事業モデル
同社は保守サービス、ソリューション、人材サービスの3事業を柱として展開しています。特に保守サービス事業は、医療機器やIT機器のメンテナンスを請け負うストック型ビジネスであり、経済状況に左右されにくい安定した収益構造を構築しています。
独立系の立場から多種多様なメーカーの機器に対応できる点が強みです。24時間365日のオンサイトサービスを提供しており、高度な技術力と迅速な対応体制が顧客から高く評価されています。
KPI
保守サービス事業においては、約3万6千件の保守契約を締結しており、安定した収益基盤となっています。特に医療機関向けでは、機器のリプレースに伴いシステムサポート契約への移行が進んでおり、契約件数は年々増加傾向にあります。
人材サービス事業においても、特定の主要顧客との強固な関係を維持しながら運営されています。

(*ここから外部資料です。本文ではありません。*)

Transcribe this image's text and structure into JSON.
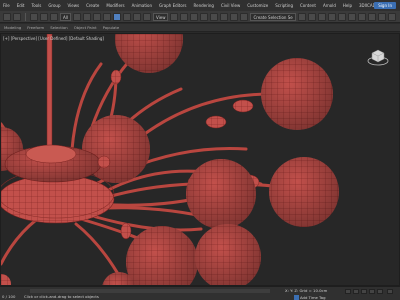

また、離職率を6.5%に抑えるなど、高度な技術を持つエンジニアの確保と育成が重要な経営指標となっています。
成長ドライバー
官公庁や自治体におけるデジタルガバメント政策の推進に伴い、ネットワーク関連の工事や作業が大幅に増加しています。また、医療DXや教育DXの進展により、高度なシステム導入支援や運用保守の需要も拡大しています。
2025年からはIT機器のライフサイクルを包括的にサポートするLCMサービスの提供を開始しました。これにより、ソリューション事業で獲得した案件を保守サービスへ繋げるワンストップの体制構築を進めています。
リスク
主要な取引先であるウィーメックス社やPHC社、および人材サービスの特定顧客への依存度が高いことがリスク要因として挙げられます。これらの企業との関係悪化や、契約内容の変更が経営成績に影響を及ぼす可能性があります。
また、IT機器の供給不足や技術革新のスピード、クラウド移行によるオンサイト需要の変化にも注視が必要です。人材確保の難易度上昇や、人件費の上昇に伴うコスト管理も継続的な課題として認識されています。
競合
同社はメーカーに属さない独立系の保守会社としての立ち位置を確立しています。これにより、特定のメーカーに縛られず医療機器からIT機器まで幅広い製品への対応が可能となり、競合に対する優位性を確保しています。
特に医療現場では即時対応が求められるため、24時間365日のオンサイト体制が重要視されています。高度な技術力と迅速なトラブル解決能力を武器に、複数のベンダーから保守業務を受託する体制を構築しています。
バリュエーション
最新の市場データにおいて、株価は900円、時価総額は約47.6億円となっています。PERは7.05倍、PBRは2.09倍と算出されており、安定した収益基盤を背景とした評価となっています。
配当利回りは4.35%となっており、投資家に対して一定の還元姿勢を示しています。これらの数値は、ストック型ビジネスによる安定性と成長性のバランスを反映したものとみられます。